Despite these benefits there are a number of barriers that impact the success of employee empowerment approaches. These barriers are often related to the trust and fear between management and labor (Andrews, 1994). Without strong work relations and social equity there is a lack of trust that management will follow through with expectations and fear associated with management styles that impact the feelings of fairness among employees.

Even small negative events can add up overtime to reduce empowerment (Abelson, 1985). Employees who have been treated unfairly, inappropriately, or have witnessed failures of management will accumulate such instances to make an impression of their work environment. Encouraging these detractors from empowerment within the workplace over time can even create a culture lacking of empowerment that impacts the financial abilities of the organization.

Detractors are not just one-off instances of unfair treatment. Such actions drains motivational energy which further creates ineffectiveness in managerial effectiveness and innovation within their departments (Spreitzer, 1995). The longer such detractors exist the more ineffective the manager will become in his/her approaches. On an organizational scale this can have large financial consequences.

Through trust organizations can improve labor management relationships and overall organizational effectiveness. Trust impacts the overall outcome of individual cooperation and group cohesiveness (Alexander & Ruderman, 1987). It is through this group cohesiveness with shared senses of behavior and understanding that a positive organizational culture can be built.

Empowerment is not a workplace concept that can be implemented and pulled at the whim of executives. It must be fostered throughout the organization, management techniques, and organization culture. Those managers who detract from an empowerment strategy should be removed and replaced by those who can realize higher levels of worker performance as well as organizational development. 


Abelson, R. (1985). A variance explained paradox: when a little is a lot. Psychological Bulletin, 97.

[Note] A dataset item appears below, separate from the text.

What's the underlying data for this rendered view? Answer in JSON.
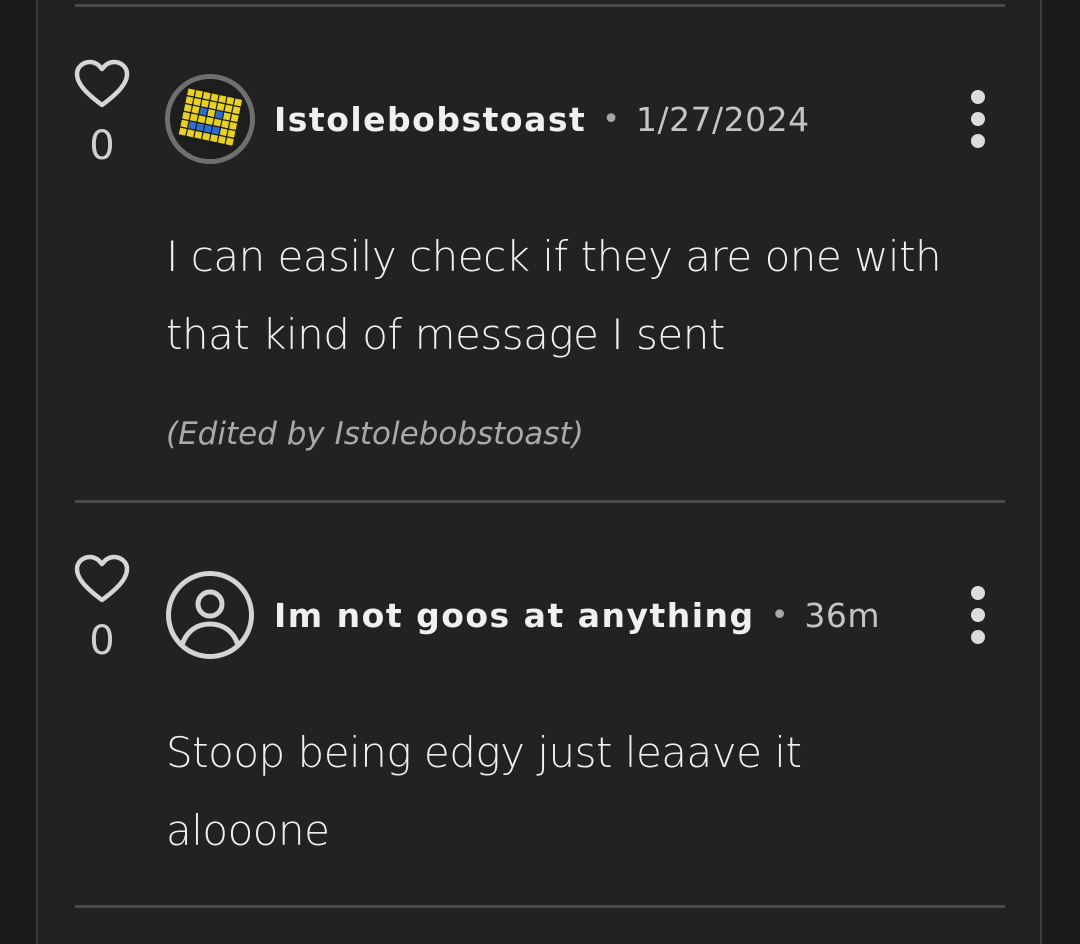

Alexander, S. & Ruderman, M. (1987). The role of procedural and distributive justice in organizational behavior. Social Justice Research, 1.

 Andrews, G. (1994). Mistrust, the hidden obstacle to empowerment. Human Resource Magazine, 39 (9).

Ford, R. & Fottler, M. (1995). Empowerment: a matter of degree. Academy of Management Executive, 9.

Greenberg, J. (1990). Organizational justice: yesterday, today and tomorrow. Journal of Management, 16. 

Kane, K & Montgomery, K. (1998). A framework for understanding disempowerment within organizations. Human Resource Management, 37 (3/4).

Line, D. & Tyler, T. (1988). The social psychology of procedural justice. New York: Plenum Press.

Spreitzer, G. (1995). Psychological empowerment in the workplace: dimensions, measurement and validation. Academy of Management Journal, 38


Thomas, K. & Velthouse, B. (1990). Cognitive elements of empowerment: an interpretive model of task motivation. Academy of Management Review, 15.